The day started with a hike at Swift Creek Trailhead, just outside of the town of Whitefish. The Whitefish Trail System consists of 15 trailheads and 47 miles of natural surface trails through forests, wildlife habitats, and lakes. During our hike we learned about the different trees and plants, as explained here by Scott:
(For all pictures, click on the image to see full screen view.)
If you ever come across a plant, flower, or animal you can’t identify, check out an ap called “Seek,” created by iNaturalist, which is a joint initiative of the California Academy of Sciences and the National Geographic Society. One member of our group was using it and explained how it worked. I am currently finding it very helpful in identifying the flowers and plants I photographed before I learned about the ap. After opening Seek, I hold my phone’s camera up to my computer monitor and let the ap try to identify the photo on the screen. It works!
Following our hike, we were treated to a taste of Wild Huckleberry liquor. More about huckleberries on the next hike of the day…
Next, we headed to Whitefish Mountain Resort where we boarded chairlifts that took us to the top of “Big Mountain,” where the 2001 U.S. Alpine Skiing Championships were held. At an elevation of nearly 7,000 feet, the 360-degree views of Whitefish and Whitefish Lake were spectacular.
Bruce and I ventured off to hike a loop trail to see more of the mountain. The low clouds were creating such dynamic views and weather—warm when the sun broke through, and cold when the clouds blocked the sun.
Along the way, we came across huckleberry bushes, so my continuous pauses to snack on the tasty berries along the way allowed for the remainder of our group to catch up with us.
Huckleberries are a cousin of the blueberry, but smaller and purple in color. In the gift shops throughout Glacier National Park, Huckleberry everything is available for purchase. From flavored chocolates to preserves, they have it all. In addition to the Wild Huckleberry liquor, Scott treated us to huckleberry licorice, which was quite tasty. Nothing, however, beats a fresh huckleberry picked from the bush!

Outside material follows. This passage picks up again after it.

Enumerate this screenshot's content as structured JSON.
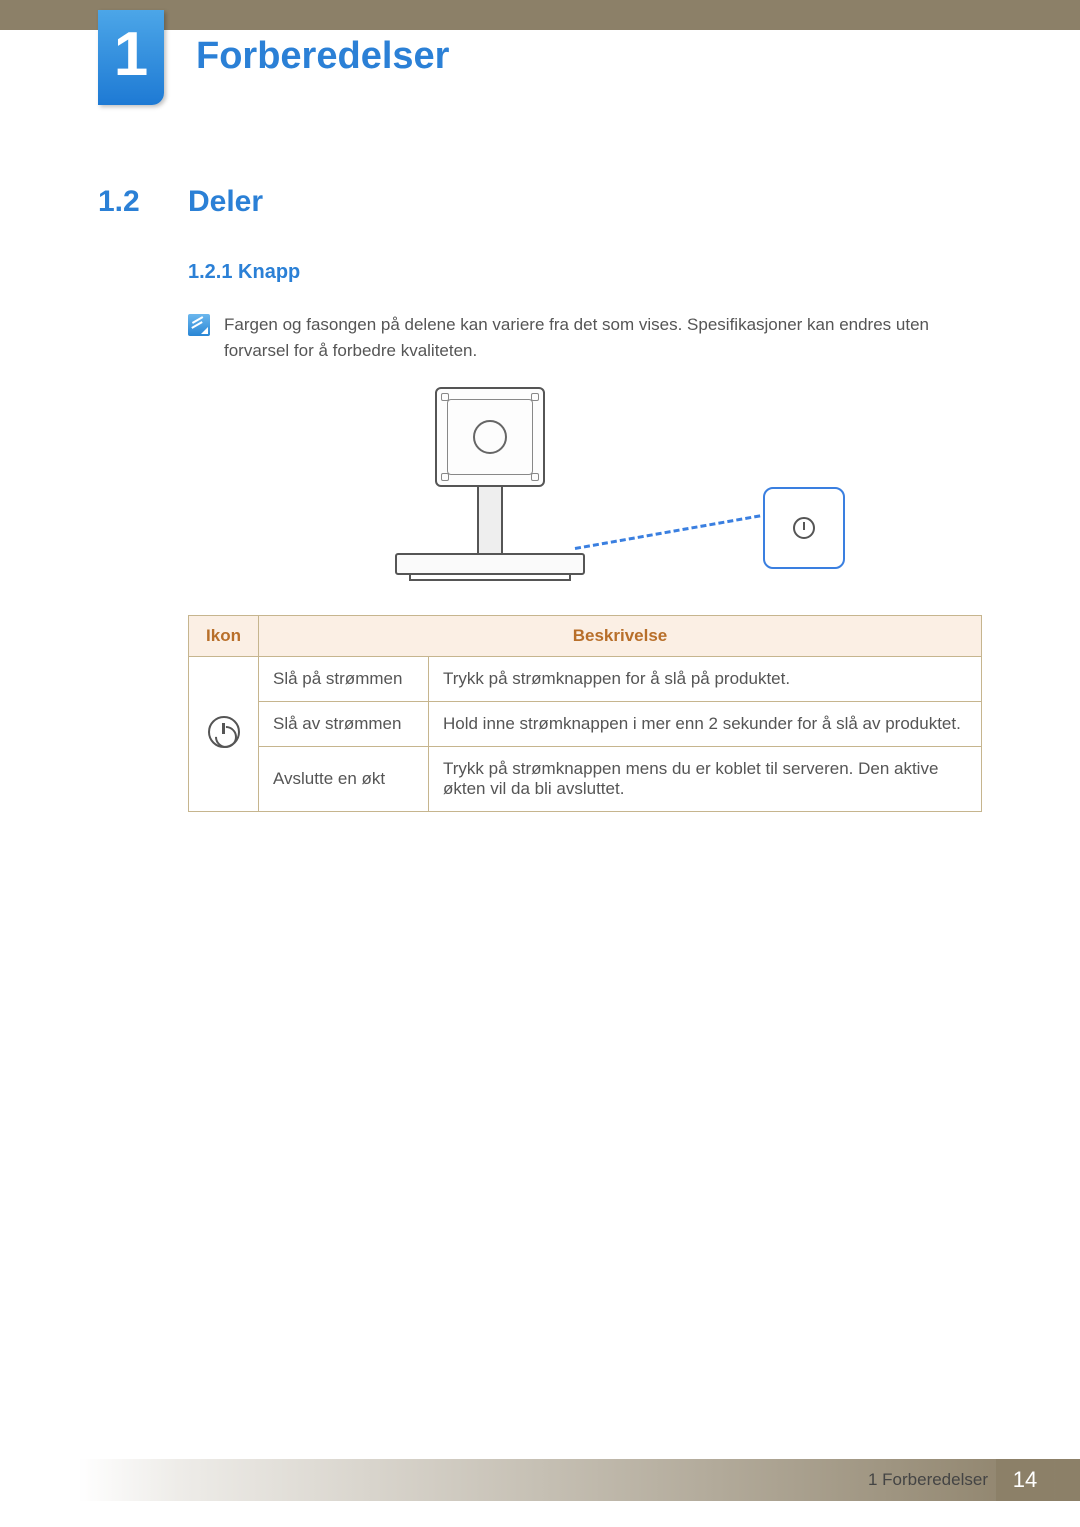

The high-altitude hike back up to the chairlift was a bit steep, which momentarily took the wind out of Bruce and some of the others, but I surprisingly managed ok. I was pleased that the previous weeks of post-swim, masked track walks in my community’s gym had built up my lungs for the thin air.

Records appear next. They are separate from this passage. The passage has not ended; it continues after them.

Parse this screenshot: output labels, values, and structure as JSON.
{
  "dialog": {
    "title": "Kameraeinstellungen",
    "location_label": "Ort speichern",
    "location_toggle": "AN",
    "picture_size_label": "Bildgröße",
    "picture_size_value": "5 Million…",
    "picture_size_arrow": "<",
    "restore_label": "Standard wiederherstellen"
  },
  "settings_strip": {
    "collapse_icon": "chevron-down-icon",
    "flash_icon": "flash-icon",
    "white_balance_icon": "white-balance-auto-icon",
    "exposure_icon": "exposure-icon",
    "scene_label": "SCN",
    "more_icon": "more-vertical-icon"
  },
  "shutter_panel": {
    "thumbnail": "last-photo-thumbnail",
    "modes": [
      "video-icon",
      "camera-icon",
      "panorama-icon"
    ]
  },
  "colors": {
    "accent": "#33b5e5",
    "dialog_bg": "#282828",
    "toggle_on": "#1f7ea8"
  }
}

While riding the chairlift back down, we were treated to sweet view of a mother and baby deer cuddled up under a tree. Wildlife! I tried to get a picture, but the chairlift was moving too quickly, and I missed it. Oh well, how about these two babies that were hanging out in our backyard (several years back), while their mom foraged for food, instead?

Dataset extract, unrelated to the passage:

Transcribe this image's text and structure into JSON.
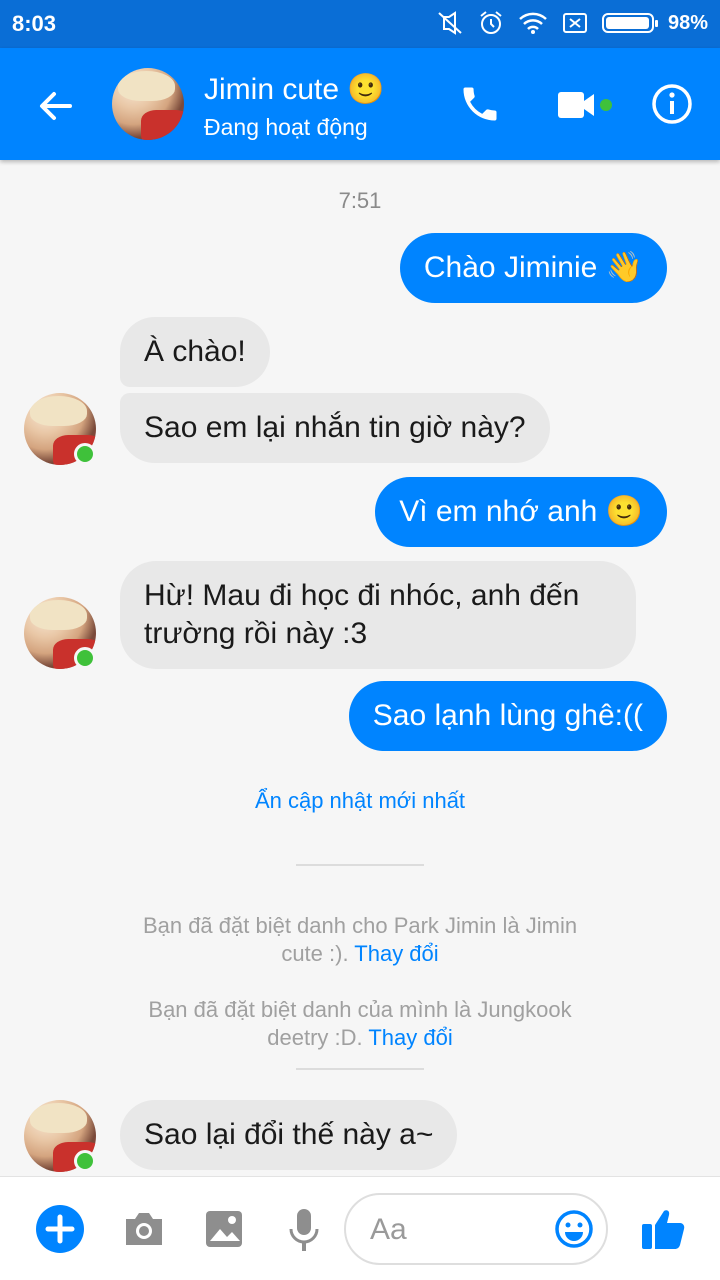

In the summer, Big Mountain is also a popular destination for trail riding, so I caught this guy in action on his bicycle. Considering we were moving on the chairlift, and he was flying down the mountain, I’m surprised my little Panasonic Lumix was able to capture these shots as good as it did:
The remainder of the day was open for an afternoon and evening at leisure, so we checked out the town of Whitefish and ended our day with an early dinner, topped off with Sweet Peaks ice cream. Selecting two new (and different) flavors, Bruce and I had enjoyed five in all during our Montana visit. Yummy!
Before walking back to the hotel, we picked up a copy of Flathead Beacon to read about local life. The free newspaper includes “Police Blotter,” a listing of calls received by the local police and sheriff departments. Check out some of these entries:
8:49 a.m. The actions of a man jumping around and climbing on a wall was described as gorilla-like.
9:05 p.m. A woman called to tell law enforcement she was missing the calendar that usually hung on her wall.
9:05 a.m. A woman called to complain about the governor.
7:58 p.m. While playing with his owner, a dog accidentally chewed on a watch and dialed 911.
8:54 p.m. Two dogs kept chasing the local deer.
11:03 p.m. A bull and 10-12 cows escaped their pasture and headed east.
12:22 a.m. A grizzly bear knocked over a trash can and made off with a bag of garbage.
8:19 a.m. A man was in the process of divorcing his wife but she kept sending him explicit photos.
Now, wouldn’t it be nice if those were the “crime” reports in our local news? I’ll trade it for shootings any day!